Saturday, April 10, 2010

Owl on the Prowl

We kicked off the spring field trip season this past week with visits from three Orchard Elementary School classes. On Thursday, Ms. Cox's fourth grade joined us for birding adventures on Norm's Island. Half-way through our hike we had already seen about ten species of local birds. But the best was yet to come. We rounded a corner, and in a cottonwood tree, only 50 feet from the trail, we spotted a Great Horned Owl (Bubo virginianus). This large owl can be up to two feet tall, with a wingspan of five feet. The female owls are larger than the males, though the males have deeper voices. An owl pair will call back and forth with the familiar "hoo hohoho hoo hoo". Check out the Cornell Lab of Ornithology website to listen to its call.
The owl sat motionless on the branch with the exception of its head, which swirled around backwards to look in our direction. We could see the tall tufts of feathers on its head; these are the "horns" for which it is named. All owls have excellent hearing and eyesight, which helps them to hunt at night. Their eyes are set facing forward in a dish-shaped face. The forward-looking eyes give the bird greater depth perception to help them hone in on prey. The dish shape helps to gather sounds, similar to how a satellite dish collects signals from the sky. This enables the owl to be a very effective predator!
Great Horned Owl nesting season occurs early, in January or February. This is when the males and females hoot to each other, oftentimes we hear them in the evening. When close they bow to each other, with drooped wings in a courtship display. Mutual bill rubbing and preening (cleaning of feathers) also occurs. They do not build a nest of their own but utilize the nests of other birds such as the hawk, crow and heron. They may also use squirrel nests, hollows in trees, abandoned buildings, or artificial platforms. They are extremely aggressive when defending the nest. Normally, two to four eggs are laid and incubated by the female for 26-35 days. Young owlets start roaming from the nest onto nearby branches at 6 to 7 weeks, but cannot fly well until 9 to 10 weeks old. They are fed for another few weeks as they are slowly weaned. Families remain loosely associated during summer before young disperse in the autumn.

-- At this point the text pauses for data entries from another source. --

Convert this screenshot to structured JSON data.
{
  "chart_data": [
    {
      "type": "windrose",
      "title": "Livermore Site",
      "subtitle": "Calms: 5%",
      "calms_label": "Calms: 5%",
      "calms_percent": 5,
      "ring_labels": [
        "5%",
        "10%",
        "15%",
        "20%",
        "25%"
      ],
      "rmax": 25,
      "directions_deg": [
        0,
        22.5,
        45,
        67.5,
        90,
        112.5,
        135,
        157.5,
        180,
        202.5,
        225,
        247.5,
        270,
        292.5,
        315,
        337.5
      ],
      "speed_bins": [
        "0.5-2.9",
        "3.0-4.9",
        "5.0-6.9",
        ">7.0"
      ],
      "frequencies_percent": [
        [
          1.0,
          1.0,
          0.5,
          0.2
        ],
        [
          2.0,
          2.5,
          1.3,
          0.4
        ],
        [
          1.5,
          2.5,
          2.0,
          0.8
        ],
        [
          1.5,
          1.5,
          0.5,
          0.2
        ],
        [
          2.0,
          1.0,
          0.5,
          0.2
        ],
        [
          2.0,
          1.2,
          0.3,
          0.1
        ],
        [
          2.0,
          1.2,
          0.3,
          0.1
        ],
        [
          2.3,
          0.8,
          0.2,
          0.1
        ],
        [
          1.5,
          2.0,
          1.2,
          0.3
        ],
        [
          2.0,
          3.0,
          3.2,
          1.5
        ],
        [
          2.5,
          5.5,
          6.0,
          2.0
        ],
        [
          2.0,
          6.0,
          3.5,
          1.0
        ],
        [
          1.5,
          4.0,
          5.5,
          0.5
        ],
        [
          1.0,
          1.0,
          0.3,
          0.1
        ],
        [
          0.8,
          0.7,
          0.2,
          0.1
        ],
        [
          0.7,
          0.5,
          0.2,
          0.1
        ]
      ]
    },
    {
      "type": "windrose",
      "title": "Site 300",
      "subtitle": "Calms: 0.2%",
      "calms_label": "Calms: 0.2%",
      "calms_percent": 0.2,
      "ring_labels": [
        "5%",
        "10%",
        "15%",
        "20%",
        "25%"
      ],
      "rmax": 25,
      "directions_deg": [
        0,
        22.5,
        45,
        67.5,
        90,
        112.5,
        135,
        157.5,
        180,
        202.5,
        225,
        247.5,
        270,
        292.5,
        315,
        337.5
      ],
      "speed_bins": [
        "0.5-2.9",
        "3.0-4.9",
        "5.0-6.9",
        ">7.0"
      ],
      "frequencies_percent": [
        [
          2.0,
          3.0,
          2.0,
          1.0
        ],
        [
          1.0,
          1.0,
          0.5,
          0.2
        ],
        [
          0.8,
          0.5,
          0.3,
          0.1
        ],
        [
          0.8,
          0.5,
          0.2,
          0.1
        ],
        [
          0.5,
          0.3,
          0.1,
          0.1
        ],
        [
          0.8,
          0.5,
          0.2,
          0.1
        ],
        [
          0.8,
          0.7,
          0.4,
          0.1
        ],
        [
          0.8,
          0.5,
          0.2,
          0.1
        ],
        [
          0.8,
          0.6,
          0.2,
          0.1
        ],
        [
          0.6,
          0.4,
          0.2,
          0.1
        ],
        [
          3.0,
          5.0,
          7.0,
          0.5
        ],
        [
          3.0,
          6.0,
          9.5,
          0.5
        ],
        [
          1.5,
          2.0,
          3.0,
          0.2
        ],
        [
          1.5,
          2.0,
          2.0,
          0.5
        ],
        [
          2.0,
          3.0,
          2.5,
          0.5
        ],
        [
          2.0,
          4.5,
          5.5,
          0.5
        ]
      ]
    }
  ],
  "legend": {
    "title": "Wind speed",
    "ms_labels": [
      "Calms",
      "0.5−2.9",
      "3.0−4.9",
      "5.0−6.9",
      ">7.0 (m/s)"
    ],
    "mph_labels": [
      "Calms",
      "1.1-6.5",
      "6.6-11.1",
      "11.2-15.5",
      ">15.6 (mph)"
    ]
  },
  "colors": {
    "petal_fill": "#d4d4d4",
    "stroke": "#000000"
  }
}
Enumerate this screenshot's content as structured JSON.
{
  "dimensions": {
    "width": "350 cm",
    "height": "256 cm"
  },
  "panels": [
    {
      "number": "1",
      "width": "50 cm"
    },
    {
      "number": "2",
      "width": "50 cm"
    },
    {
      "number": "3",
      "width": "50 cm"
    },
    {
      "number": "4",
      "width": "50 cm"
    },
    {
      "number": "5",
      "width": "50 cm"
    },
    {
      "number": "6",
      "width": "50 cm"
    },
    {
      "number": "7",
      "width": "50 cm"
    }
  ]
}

Adults tend to remain near their breeding areas year-round while juveniles disperse widely, over 250 km (150 miles) in the autumn. Territories are maintained by the same pair for as many as 8 consecutive years, however, these owls are solitary in nature, only staying with their mate during the nesting season. To learn more about this fascinating creature, check out the MT Fish, Wildlife, and Parks field guide pages.
Thanks to Ms. Cox's class for quietly observing this majestic bird with me!